Stop us if you've heard this one before, but VAR was at it again on Friday night during Sheffield United 1-0 West Ham.David Moyes' side were robbed of one of the most joyous phenomena in football, that glorious feeling of an injury-time equaliser away from home. Declan Rice, who was adjudged to have committed the handball in the build-up to Robert Snodgrass' goal, didn't hold back in his post-match interview. The England international claimed that every footballer wants the controversial system scrapped. Rice certainly wouldn't be alone in that. Fans up and down the country detest VAR and its failure to act in the spirit of the game. 

In some cases, it's the laws themselves that are the problem, not the men stowed away in Stockley Park - case in point, West Ham's handball. 

The fact remains, if we went back to the good old days when we relied on human error, incidents like this wouldn't be happening every single week without fail. 

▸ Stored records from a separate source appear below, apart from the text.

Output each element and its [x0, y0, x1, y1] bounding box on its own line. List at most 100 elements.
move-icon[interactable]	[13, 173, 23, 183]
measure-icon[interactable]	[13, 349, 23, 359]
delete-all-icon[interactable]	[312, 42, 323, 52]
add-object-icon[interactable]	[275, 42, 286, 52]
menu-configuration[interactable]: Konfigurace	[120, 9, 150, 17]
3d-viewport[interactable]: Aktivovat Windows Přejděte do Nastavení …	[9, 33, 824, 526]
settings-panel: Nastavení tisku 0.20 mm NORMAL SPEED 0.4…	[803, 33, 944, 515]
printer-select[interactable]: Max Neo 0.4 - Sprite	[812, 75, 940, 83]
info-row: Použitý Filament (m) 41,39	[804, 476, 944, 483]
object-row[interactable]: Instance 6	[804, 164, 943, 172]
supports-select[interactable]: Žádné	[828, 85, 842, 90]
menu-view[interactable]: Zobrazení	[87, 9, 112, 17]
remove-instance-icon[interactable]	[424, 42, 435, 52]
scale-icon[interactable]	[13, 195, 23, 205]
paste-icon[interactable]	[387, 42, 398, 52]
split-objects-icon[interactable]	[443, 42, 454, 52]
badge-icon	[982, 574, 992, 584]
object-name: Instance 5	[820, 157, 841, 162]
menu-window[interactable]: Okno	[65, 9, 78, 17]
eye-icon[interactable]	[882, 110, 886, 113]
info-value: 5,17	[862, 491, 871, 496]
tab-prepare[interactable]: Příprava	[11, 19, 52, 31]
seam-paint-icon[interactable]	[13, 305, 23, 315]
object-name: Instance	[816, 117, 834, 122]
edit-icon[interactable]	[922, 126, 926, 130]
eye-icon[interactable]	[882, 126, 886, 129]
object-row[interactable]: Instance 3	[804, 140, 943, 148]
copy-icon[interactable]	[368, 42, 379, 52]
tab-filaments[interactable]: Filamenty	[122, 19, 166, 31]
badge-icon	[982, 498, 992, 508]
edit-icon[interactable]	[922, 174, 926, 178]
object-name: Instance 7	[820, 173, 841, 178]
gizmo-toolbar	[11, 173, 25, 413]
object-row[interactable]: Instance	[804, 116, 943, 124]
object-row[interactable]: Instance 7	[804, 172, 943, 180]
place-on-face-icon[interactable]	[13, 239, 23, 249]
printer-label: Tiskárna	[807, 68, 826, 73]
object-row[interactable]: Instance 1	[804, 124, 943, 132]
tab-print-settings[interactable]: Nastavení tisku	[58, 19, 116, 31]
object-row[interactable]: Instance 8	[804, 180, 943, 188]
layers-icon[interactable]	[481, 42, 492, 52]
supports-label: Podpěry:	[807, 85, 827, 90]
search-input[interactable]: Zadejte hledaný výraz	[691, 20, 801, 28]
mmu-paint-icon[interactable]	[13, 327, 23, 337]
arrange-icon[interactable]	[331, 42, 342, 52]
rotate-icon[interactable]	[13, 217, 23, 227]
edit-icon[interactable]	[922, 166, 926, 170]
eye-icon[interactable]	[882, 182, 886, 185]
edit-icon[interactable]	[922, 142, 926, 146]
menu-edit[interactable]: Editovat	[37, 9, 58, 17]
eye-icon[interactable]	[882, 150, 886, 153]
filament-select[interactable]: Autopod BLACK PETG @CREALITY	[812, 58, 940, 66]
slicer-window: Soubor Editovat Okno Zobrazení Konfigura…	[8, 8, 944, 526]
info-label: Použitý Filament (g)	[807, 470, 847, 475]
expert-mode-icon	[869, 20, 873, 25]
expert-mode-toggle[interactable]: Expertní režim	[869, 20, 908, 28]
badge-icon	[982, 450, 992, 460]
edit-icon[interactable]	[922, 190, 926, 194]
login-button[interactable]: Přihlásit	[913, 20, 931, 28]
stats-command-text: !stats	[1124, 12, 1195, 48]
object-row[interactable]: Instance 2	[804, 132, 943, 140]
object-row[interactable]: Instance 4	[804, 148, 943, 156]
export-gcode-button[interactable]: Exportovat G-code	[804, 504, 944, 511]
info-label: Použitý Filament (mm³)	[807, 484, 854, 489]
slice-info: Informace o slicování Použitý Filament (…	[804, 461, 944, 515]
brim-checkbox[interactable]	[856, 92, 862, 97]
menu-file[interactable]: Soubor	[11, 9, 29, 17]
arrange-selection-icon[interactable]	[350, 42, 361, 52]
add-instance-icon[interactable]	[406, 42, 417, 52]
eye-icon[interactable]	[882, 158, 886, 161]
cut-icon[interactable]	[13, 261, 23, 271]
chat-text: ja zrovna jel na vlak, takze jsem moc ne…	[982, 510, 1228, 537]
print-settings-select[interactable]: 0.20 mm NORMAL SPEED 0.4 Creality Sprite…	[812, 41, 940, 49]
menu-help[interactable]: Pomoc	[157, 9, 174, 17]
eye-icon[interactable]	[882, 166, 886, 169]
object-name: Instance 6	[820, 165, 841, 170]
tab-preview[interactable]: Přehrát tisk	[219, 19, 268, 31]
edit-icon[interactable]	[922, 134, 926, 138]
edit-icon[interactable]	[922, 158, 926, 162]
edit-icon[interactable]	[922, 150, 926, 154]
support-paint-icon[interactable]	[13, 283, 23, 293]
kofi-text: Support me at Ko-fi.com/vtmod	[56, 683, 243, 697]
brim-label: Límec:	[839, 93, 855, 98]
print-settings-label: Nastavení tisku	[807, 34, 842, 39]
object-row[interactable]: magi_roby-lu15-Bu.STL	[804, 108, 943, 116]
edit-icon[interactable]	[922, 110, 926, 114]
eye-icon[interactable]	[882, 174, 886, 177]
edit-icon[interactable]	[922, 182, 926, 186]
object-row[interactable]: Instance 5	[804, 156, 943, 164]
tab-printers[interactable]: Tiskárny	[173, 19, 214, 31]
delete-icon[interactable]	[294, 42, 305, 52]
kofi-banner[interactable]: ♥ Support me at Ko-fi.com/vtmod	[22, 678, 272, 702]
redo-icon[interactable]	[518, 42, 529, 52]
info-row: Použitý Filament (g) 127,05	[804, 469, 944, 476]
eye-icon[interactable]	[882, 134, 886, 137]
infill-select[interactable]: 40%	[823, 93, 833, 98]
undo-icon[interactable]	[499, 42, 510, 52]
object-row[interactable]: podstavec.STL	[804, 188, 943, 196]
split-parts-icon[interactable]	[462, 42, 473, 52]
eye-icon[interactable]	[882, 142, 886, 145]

From punishing dubious offsides to picking up the most pedantic of handballs, VAR is killing the emotion of the game. 

That's why fans have taken matters into their own hands by producing anti-VAR t-shirts reading "it's not football anymore" - in the words of the song that has been doing the rounds at stadia up and down the Premier League in recent weeks. 

That's the more sanitised chant, anyway.

The bad news is that for all the protests, there are no plans to get rid of VAR. It's here to stay. 

The Premier League are reportedly unhappy with clubs' fury when they demanded for years that the technology be brought in - especially as for all its faults, VAR is simply applying the rules as they stand. Offside is offside, even if it's by a matter of millimetres. 

Supporters realise there is no need for it to be as complicated as that. There is bound to be more fuel added to the fire this weekend.